Try

Have you ever wanted something in your life so badly you can’t imagine living without it? Have you ever felt that if someone just gave you a chance, you know you could succeed?

This?

Is every writer I know. Every dreamer.

We write, we create. We make real our fantasy worlds, give breath to characters who live only in our minds until our words bring them to life. We pursue our love of storytelling, of words, of poetry, of sound – all without ever knowing what success, if any, our words will bring.

I watch writers around me succeed. (And I cheer, my friends. I cheer!)

But more often, I watch them fail. Then I watch them fail again. And again. Some shove the words away into a deep, dark drawer, never to be seen again, thoroughly convinced they aren’t “the chosen” writer or they haven’t produced “the chosen” work the world wants to see.

More often than not, they are wrong. More often than not, there are simply too many ways to stumble when it comes to publishing, and it has nothing to do with the writer at all. How many Harry Potters never made publication? No, I don’t mean how many times was Harry Potter rejected. I mean how many other stories are just as marvelous, just as fantastical, just as ready for the eager eyes of excited readers? Dozens. Hundreds, maybe. Perhaps even thousands.

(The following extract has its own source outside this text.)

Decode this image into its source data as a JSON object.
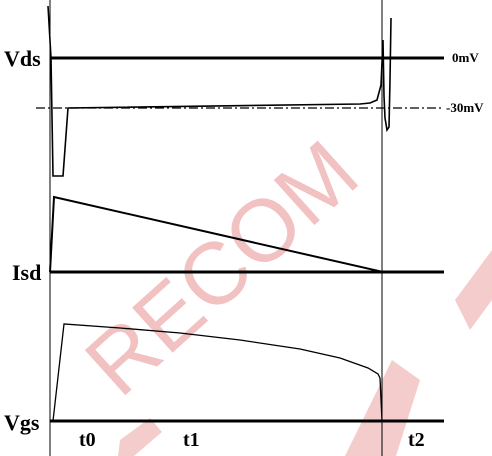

Thousands of manuscripts with talented, good-hearted authors behind their fiery pages, and marvelous minds behind the creation of their worlds. But these stories may never be seen, may never be known. Because in the end, publishing is a business and business is about money.

Oh, how much art has been lost to money!

My heart weeps for the number of manuscripts I’ve known (both my own and those written by friends) that may never make an editor’s desk, and, therefore, may never see the inside of even the smallest bookstore or library.

But, writers.

Do not walk away. Failure is only failure if you stop trying. So, friends?

Try.

The world needs your words.

Two Worlds Are Better Than One

I used to think that everyone lay down at night and imagined stories in their mind before drifting to sleep. My routine each and every evening throughout my childhood and, if I’m honest, well into adulthood, was to create an amazing world I could slip into, characters who would be my new friends, and an intrigue that somehow only I, as the courageous heroine, could solve.

I think it was really the sheer and utter exhaustion that came with having a colicky baby in my mid-twenties that finally stopped me from my nightly storytelling ritual. (Parenthood has a way of depleting us of our own dreams as we trade them in for dreams of who our children might someday become.)

Telling stories to myself as I waited for sleep to come was so engrained in me that I never thought to ask anyone else if they did the same. I just assumed they did. It’s only recently that I realized the truth of it.

Most people don’t actually do this.

I haven’t done a formal poll, of course, but I’m willing to bet that internal storytelling is a trait reserved for the creatives—those who write, paint, photograph, and perform. These are the people who dream infinitely about what could be. These are the people who live in two worlds simultaneously.

Creative types have mistakenly been labeled as eccentric (or flat-out crazy) for centuries, but I don’t think most of them are. (There are exceptions, of course. Cutting off your own ear is pretty nutty.) They were simply living in two worlds at once, a feat not many can successfully accomplish or understand.

Creative minds like the great writers and artists throughout the years find a way to reconcile the physical world they live in with the world they’ve created in their minds. They switch back and forth between the two worlds effortlessly and when they’ve finished with a creation, they invite you to experience it, too. Just think of every movie you’ve fallen into, every book you’ve devoured, putting aside your thoughts of the “real” world and forgetting all your responsibilities. It’s the creative genius who’s invited you to his or her world to experience it along with them, to forget about your own life for a moment or two. And yet, your body hasn’t gone anywhere. You’re still curled up on the couch, book in hand, maybe sipping a cup of peach tea while you allow yourself to tag along with a main character through all his trials and tribulations.

I think it took me a shamefully long time to find my place in this world. I didn’t know, or maybe it was just that I didn’t understand, that people just like me really do write for a living. They tell stories. I spent years trying to convince myself to succeed in other careers – first science, then nonprofit work, before I gave in to the call of full-time writerhood.

Now that I’m here, I wonder. Why did I think that I needed to fit in anywhere else? Why did I waste so much of my energy trying? 

(The obvious answer, of course, is that I needed to make a living. I needed an income to keep a roof over my head and food in my fridge. That part hasn’t changed, but with some adjustments to my lifestyle, I’ve managed to make things work…for now.)

Since reconciling the fact that I really am meant to write, that this is, indeed, a big part of who I am, I’ve been infinitely happier with myself, satisfied that I’ve finally found a home. My biggest lesson:

Never accept just one world if you’re meant to live in two!